In this era of industrial farming, it is encouraging to find a farm that is doing their best to do things the right way, the old fashioned way. Small farms that let their animals roam free, letting them eat what they are supposed to eat, rather than feeding them corn and antibiotics (to defend them against a bad diet). I visited one such farm on a trip back home to Alabama this summer. Henry Fudge’s Fudge Family Farms is nestled in the back of a small subdivision in the booming town of Madison, Alabama. One would never suspect that there are pigs on this small nine-acre parcel of land. But follow Henry through the open field next to his house and you will be rewarded with the sight of Henry’s prized Duroc pigs. They roam free in the open fields or, as on the day that I visited, they find the cooling shade of their lean-to homes to beat the heat of the noonday sun.
Henry thinks it important to respect the animals in his care. He believes that the animals are healthier when they are raised outdoors on pasture land.
Henry began pig farming in 1971, raising Duroc pigs and introducing no outside genetics to this line since the late 1970s. One of the problems with industrially raised pigs is that they have been bread to have far less fat than they once did. CAFOs (Concentrated Animal Feeding Operations) have bred their pigs for mass marketing—growing them as big as possible in the shortest amount of time. Henry has slowed down that process, allowing his pigs to put on weight much slower. Henry has successfully bred his pigs back to the way they were in the early 1940s.

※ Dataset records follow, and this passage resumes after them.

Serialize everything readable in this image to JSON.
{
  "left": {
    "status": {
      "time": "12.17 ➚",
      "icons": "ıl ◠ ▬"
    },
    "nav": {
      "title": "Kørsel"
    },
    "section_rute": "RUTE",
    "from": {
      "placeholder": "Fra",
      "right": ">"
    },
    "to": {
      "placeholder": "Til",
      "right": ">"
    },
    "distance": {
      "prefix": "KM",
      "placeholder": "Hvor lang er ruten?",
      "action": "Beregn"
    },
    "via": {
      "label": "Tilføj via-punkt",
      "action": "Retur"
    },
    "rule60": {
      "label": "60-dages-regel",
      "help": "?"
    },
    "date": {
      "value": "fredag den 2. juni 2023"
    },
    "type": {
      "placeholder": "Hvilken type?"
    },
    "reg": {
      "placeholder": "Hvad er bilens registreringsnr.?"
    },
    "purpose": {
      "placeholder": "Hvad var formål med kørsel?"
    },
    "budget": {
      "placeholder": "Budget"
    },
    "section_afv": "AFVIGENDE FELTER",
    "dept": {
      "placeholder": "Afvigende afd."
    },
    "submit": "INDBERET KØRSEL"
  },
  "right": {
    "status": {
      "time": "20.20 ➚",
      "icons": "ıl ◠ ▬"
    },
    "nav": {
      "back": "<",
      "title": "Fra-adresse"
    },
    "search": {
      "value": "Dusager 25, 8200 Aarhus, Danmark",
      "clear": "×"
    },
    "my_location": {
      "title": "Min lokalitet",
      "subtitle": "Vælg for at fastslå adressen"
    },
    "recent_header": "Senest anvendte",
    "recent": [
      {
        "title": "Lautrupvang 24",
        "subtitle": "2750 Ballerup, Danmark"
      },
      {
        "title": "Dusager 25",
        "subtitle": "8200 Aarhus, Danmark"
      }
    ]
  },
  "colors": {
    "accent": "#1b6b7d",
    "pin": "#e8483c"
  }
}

The process of raising pigs that Henry uses produces a much better cut of meat. The meat of pork should be marbled with fat. Henry’s is. This marbling produces meat that has more flavor than pork that is raised quickly without much fat. Because of this, Henry was able to sell his meat to restaurants such as The Breslin and Momofuku—for awhile.
The problem: In Alabama, it was difficult for Henry to find butchers that could quickly learn how to break down the meat in the individual ways that the restaurants in New York City wanted them. Henry only uses local meat processors who slaughter the pigs in the most humane way possible.
And in Henry’s part of Alabama, they are few and far between. And the ones that Henry could find were not able to learn and produce the cuts that the demanding chefs of New York City wanted, quickly enough. So at the moment, Henry is not providing pork to any restaurants in New York City.
But Henry will not let his dream die. Henry loves raising pigs, and he will continue to raise them, feeding them the right way, letting them have the run of the field, and trying to find a way to make his small farm profitable.